The Catholic University of America

Child Cognition, Affect, and Behavior Laboratory  (C.A.B. Lab)



Lab Director: Brendan A. Rich, Ph.D.

Research Team: Graduate and Undergraduate Students


Conference Presentations

Prospective Students





Recent Lab News

  • Congratulations to Serene Habayeb, 4th year Clinical PhD student.  She has been awarded two grants to fund her dissertation "Stress, Coping, Stigma, and Acculturation in Arab American Caregivers of Children with Autism and other Developmental Disabilities": 1) the Society for Research in Child Development (SRCD) Dissertation Funding Award, and; 2) the Dr. Philip M. Kayal Fund for Arab American Research Dissertation Award. 
  • Congratulations to Dr. Heather Rosen, who successfully defended her dissertation "Examining the Effectiveness of a Resilience-Based Group Intervention for the Treatment of Youth with Mood and Behavior Dysregulation".  Heather is completing her post-doctoral Fellowship at the Stanford University Outpatient Child and Adolescent Psychiatry Clinic.
  • Congratulations to Dr. Candice Watson, who successfully defended her dissertation "Influence of Parental Collaboration on Group Therapy Outcomes for Anxious Children". Candice is completing her post-doctoral Fellowship at the Behavior Therapy Center of Greater Washington.
  • Congratulations to Meagan Wills, who is completing her pre-doctoral Internship at the Yale University Child Study Center.
  • Our research collaboration with Dr. Mary Alvord and the Alvord, Baker & Associates private practice is discussed in a recent press release by Research Press Publishers.


Research Programs

The CAB Lab is dedicated to understanding the cognitive, affective, and behavioral deficits associated with childhood psychopathology, in particular mood disorders.

The primary focus of the Lab's work is to determine the effectiveness of a group therapy program for children with deficits in social skills and self-regulation. In collaboration with Mary Alvord, PhD, this project investigates the effectiveness of the Resilience Builder Program (RBP), a manualized resilience-based group therapy program for children in a clinical service setting.
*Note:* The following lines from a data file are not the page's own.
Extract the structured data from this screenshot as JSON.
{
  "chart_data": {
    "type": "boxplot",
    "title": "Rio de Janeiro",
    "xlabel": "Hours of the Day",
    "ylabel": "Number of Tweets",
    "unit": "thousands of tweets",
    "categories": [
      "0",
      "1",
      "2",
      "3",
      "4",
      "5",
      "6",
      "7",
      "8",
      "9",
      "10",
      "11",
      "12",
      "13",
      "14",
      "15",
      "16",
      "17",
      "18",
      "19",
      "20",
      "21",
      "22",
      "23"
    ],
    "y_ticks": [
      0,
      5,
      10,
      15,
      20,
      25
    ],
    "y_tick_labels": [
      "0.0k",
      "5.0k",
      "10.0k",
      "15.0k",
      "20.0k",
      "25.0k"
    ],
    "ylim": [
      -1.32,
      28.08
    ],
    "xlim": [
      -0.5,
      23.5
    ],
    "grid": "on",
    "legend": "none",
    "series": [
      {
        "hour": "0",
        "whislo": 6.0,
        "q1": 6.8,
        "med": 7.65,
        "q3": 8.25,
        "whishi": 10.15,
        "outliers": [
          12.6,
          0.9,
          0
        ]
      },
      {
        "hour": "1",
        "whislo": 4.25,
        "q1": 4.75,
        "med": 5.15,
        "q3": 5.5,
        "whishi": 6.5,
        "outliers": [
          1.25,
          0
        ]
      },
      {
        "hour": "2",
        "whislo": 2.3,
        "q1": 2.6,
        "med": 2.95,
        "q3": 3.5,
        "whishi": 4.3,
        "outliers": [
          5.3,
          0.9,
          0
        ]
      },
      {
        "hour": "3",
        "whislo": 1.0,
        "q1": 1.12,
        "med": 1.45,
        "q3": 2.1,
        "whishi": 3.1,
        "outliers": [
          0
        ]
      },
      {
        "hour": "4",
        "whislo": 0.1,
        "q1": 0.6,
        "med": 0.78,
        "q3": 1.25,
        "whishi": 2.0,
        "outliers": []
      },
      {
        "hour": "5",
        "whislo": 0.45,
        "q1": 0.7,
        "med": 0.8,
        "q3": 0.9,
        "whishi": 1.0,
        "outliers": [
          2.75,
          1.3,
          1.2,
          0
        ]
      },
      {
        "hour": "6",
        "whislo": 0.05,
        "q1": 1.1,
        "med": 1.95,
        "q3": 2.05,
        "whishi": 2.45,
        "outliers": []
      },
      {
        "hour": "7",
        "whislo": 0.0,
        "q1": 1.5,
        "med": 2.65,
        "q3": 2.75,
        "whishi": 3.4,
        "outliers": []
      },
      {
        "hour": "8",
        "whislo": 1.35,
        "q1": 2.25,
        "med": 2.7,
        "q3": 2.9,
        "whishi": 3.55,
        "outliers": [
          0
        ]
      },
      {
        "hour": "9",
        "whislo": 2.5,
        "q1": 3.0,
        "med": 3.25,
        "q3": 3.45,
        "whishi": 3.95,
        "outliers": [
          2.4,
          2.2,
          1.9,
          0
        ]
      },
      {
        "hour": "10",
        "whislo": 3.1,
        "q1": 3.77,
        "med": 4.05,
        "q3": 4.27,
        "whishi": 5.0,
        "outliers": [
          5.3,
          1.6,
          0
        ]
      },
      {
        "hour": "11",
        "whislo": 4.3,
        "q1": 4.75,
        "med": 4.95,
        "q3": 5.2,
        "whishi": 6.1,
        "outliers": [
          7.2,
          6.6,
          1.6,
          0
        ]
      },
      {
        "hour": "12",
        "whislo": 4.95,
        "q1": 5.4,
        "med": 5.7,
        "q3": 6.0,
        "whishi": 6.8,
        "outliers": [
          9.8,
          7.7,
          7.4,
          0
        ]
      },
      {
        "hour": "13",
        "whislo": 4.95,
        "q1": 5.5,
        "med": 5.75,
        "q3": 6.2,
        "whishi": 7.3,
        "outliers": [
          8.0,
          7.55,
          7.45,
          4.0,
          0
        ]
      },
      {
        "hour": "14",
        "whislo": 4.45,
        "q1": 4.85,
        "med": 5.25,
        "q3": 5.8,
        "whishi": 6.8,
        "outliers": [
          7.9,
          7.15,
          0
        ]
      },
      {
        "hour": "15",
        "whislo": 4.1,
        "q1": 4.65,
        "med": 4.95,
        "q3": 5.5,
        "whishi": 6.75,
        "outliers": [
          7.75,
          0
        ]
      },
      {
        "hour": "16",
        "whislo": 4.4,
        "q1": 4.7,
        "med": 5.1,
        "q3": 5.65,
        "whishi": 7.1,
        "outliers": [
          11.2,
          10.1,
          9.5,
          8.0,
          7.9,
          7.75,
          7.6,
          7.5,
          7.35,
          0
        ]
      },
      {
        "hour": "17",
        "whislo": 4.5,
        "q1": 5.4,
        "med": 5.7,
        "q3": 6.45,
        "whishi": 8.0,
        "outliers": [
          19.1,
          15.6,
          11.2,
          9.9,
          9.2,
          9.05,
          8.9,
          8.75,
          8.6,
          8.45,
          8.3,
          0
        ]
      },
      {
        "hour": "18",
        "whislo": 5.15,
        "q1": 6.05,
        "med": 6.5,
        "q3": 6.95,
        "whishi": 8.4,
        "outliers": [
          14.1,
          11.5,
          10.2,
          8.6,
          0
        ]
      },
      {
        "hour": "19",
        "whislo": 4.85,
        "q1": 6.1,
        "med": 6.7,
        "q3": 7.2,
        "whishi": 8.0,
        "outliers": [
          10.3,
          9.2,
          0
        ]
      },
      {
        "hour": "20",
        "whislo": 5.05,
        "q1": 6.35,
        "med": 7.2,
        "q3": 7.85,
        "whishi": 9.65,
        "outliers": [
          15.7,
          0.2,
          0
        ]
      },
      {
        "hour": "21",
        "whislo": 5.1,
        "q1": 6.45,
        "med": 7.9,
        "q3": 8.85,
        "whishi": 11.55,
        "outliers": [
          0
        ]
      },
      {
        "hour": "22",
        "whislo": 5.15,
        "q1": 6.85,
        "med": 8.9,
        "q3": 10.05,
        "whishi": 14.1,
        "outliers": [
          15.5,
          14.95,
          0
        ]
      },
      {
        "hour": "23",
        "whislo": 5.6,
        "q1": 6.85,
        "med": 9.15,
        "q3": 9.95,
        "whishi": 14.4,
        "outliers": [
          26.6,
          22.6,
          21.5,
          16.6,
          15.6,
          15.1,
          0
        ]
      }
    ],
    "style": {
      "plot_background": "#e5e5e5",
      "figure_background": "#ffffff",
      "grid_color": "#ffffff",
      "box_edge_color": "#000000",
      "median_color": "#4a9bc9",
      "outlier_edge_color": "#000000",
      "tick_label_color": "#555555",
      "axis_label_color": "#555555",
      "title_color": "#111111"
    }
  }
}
Most of these youth have diagnosed anxiety disorders, attention deficit hyperactivity disorder (ADHD), or Autism Spectrum Disorders (ASD). This study explores the effectiveness of this group therapy based on parent, teacher, and child report using measures of internalizing and externalizing symptomatology, emotional arousal and control, and family functioning. In addition, therapeutic outcome is assessed using structured diagnostic interviews as well as objective affective and behavioral indices of self-regulation via a computer task. 

We are extending the Resilience Builder Program to schools in Washington, DC and Maryland.  There, we are administering RBP to youth who are primarily ethnic minorities and from disadvantaged communities in an effort to determine the effectiveness of RBP in the school setting.

Finally, we are also collaborating with researchers at the National Human Genome Research Institute (NHGRI) at NIH to examine potential genetic and neurophysiological predictors of response to the Resilience Builder Program, as well as changes in neurological functioning following the RBP therapy.